I often see people make decisions much more quickly than they need to. It is certainly a habit I am trying to rid myself of. As humans we feel the need, when presented with a question or a problem, to answer it sooner rather than later. It comes from a need, that we all have to varying degrees, for closure, to take the issue off our mind. More than anything, we feel ‘stupid’ (thick school) if we are confronted with a problem we have not yet solved.
We can feel we look like we are not that smart if we cannot come up with a quick response. One of my favourite writers, Mark Twain, dealt with our need to respond more quickly than we need to. With his inimitable wit he suggested, ‘It is better to keep your mouth shut and appear stupid than to open it and remove all doubt.’
Our drive to respond quickly in making important decisions is not a problem if we’re choosing a movie, big problem if we’re choosing a car, a house, a career – or a partner. From a weight management perspective you would be surprised how much less you eat if you slow down your decision making when it comes to choosing what to put in your mouth next. You see all of these choices are initially driven by emotions around these needs for closure, comfort, or not to feel a fool, or to keep up with the Joneses. Over time, the emotions will be replaced by rationality as our higher self is given the space to do what it does.

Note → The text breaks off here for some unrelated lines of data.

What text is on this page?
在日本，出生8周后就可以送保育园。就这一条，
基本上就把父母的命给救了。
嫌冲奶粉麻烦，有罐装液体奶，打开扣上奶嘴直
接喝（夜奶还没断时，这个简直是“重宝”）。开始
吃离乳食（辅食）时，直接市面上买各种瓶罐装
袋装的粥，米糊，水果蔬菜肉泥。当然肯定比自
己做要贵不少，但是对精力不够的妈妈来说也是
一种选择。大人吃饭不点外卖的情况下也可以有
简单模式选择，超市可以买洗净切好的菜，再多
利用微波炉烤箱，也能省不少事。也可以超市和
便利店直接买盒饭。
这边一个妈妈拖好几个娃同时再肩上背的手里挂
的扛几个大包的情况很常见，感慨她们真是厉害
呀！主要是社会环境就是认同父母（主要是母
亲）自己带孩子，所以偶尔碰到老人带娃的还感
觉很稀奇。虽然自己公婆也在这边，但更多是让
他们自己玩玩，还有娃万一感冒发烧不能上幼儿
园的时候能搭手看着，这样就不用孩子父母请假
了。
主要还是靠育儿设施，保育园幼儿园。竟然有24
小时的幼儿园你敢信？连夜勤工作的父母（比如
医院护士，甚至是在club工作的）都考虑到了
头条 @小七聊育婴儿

In certain situations, one has to make lightning fast decisions. The following comes from a pre-flight briefing from a Canadian Starfighter F104 instructor (thanks to Noel Whittaker the financial guru who sourced this lovely quote). These jet fighters were the first combat aircraft capable of sustained Mach 2 flight – yes, that is twice the speed of sound – and at full noise, it could go quite a bit faster again! NASA later used them for spaceflight training. So things happen very quickly in these machines and they did not have a great safety record. Indeed, the Canadians’ nickname for it was the ‘Widowmaker’. Accordingly, the briefing by the trainer to trainee co-pilots went like this:
“If you hear me yell, Eject! Eject! Eject!” the last two will be echoes. If you stop to ask ‘Why? you’ll be talking to yourself, because by then you’ll be the pilot.”
Fortunately, we can generally make decisions more slowly in life. I would suggest that as a rather obvious guideline, the more important the decision, the more time should be put aside to make it. So a movie, several minutes; a car several weeks and a partner several months – and then a couple of years more before embarking on the complete lock-in – having children!
When I have to make an important decision, my first response is a question: When is the deadline?
I then put some thought/research into the question early on and let my unconscious mind turn it over and then I revisit it leading up to the point at which I must decide – sometimes, if it’s important, I will ask for an extension. In this way we allow our higher self to dominate over our ‘intuition’ and ‘gut feelings’ that can often be driven by these powerful emotional forces that have nothing to do with making a good decision. This is the art of the ‘slowfull decision’.